COLUMBUS—State Senator Steve Wilson (R-Maineville) today announced the passage of legislation aimed at providing common sense criminal justice reforms to give victims of human trafficking an opportunity to rebuild their lives.
The legislation complements a series of bills passed over the last several years focusing on the eradication of human trafficking through better enforcement, increased penalties for perpetrators and greater public awareness.
"Victims of these heinous crimes should not be further punished by our judicial system,” said Wilson. “Senate Bill 4 offers these individuals a clean slate as they attempt to reclaim their lives and independence.”
Convictions stemming from coerced behavior, such as prostitution, can negatively impact the victim's ability to apply for a job or seek permanent housing. A defendant’s information is still accessible as a court record even when the individual was found not guilty, or the case was dismissed.
Senate Bill 4 offers hope for human trafficking victims. If an individual commits certain crimes as a result of his or her victimization, this legislation would allow for expungement of those offenses from the victim's criminal record.
Additionally, the bill would permit victims of compelled prostitution to apply for intervention in lieu of conviction, an option that is afforded to human trafficking victims under current law.

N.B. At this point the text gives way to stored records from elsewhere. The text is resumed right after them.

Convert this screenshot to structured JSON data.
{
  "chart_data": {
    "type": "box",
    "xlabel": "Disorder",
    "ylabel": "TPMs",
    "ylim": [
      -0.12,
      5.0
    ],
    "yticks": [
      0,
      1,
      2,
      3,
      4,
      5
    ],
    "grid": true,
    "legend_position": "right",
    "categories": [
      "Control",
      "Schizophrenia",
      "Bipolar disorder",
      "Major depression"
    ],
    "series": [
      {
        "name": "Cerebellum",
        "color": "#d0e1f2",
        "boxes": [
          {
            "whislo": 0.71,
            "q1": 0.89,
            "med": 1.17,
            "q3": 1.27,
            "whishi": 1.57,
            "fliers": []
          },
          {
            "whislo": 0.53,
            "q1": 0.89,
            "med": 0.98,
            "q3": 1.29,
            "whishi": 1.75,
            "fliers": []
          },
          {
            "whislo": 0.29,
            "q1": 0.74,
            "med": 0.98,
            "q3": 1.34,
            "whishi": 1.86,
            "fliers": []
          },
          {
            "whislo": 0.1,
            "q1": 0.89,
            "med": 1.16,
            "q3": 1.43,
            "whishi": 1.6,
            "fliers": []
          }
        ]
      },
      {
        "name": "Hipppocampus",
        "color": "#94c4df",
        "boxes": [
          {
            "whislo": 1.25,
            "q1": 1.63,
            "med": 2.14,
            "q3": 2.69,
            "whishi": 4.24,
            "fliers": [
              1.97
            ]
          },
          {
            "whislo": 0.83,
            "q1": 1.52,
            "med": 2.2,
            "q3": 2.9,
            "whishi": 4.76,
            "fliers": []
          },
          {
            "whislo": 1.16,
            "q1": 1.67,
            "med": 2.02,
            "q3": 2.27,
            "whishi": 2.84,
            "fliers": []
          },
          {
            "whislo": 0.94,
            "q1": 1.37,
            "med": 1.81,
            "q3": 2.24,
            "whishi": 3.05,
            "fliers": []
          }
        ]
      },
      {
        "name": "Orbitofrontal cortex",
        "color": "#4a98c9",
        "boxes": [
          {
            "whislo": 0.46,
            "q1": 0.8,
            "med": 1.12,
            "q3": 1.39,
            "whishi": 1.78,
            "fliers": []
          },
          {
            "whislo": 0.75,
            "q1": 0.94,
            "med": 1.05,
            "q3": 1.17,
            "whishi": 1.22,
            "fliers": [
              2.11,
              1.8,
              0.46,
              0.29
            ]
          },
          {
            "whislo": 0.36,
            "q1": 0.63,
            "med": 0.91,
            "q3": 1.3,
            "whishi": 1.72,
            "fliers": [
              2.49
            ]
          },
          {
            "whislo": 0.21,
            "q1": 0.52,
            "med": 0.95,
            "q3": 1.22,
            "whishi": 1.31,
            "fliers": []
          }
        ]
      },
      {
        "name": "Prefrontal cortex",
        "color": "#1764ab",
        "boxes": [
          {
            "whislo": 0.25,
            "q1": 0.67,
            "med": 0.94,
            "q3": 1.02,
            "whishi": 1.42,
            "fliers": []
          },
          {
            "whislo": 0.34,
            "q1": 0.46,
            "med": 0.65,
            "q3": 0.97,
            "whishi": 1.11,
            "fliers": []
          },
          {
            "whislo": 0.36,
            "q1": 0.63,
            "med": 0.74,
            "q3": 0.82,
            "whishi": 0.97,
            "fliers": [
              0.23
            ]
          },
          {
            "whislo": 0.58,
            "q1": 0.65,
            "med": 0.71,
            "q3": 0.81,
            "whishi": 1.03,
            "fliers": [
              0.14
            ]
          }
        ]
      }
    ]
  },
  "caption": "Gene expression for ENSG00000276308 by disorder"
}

Investing in Safer Schools
The Senate also passed legislation today providing Ohio's school districts a new, alternative option for accessing state support for facility needs like technology infrastructure, safety features or additional classroom space for a growing student population.
Senate Bill 8 creates a new 1:1 match option for schools that have not yet received any state support or entered into an agreement with the Ohio Facilities Construction Commission, which is approximately 229 districts.
Since 1997, Ohio has dedicated more than $11.5 billion in state aid to update and improve school facilities across the state.
Both Senate Bill 4 and Senate Bill 8 now go to the House of Representatives for further consideration.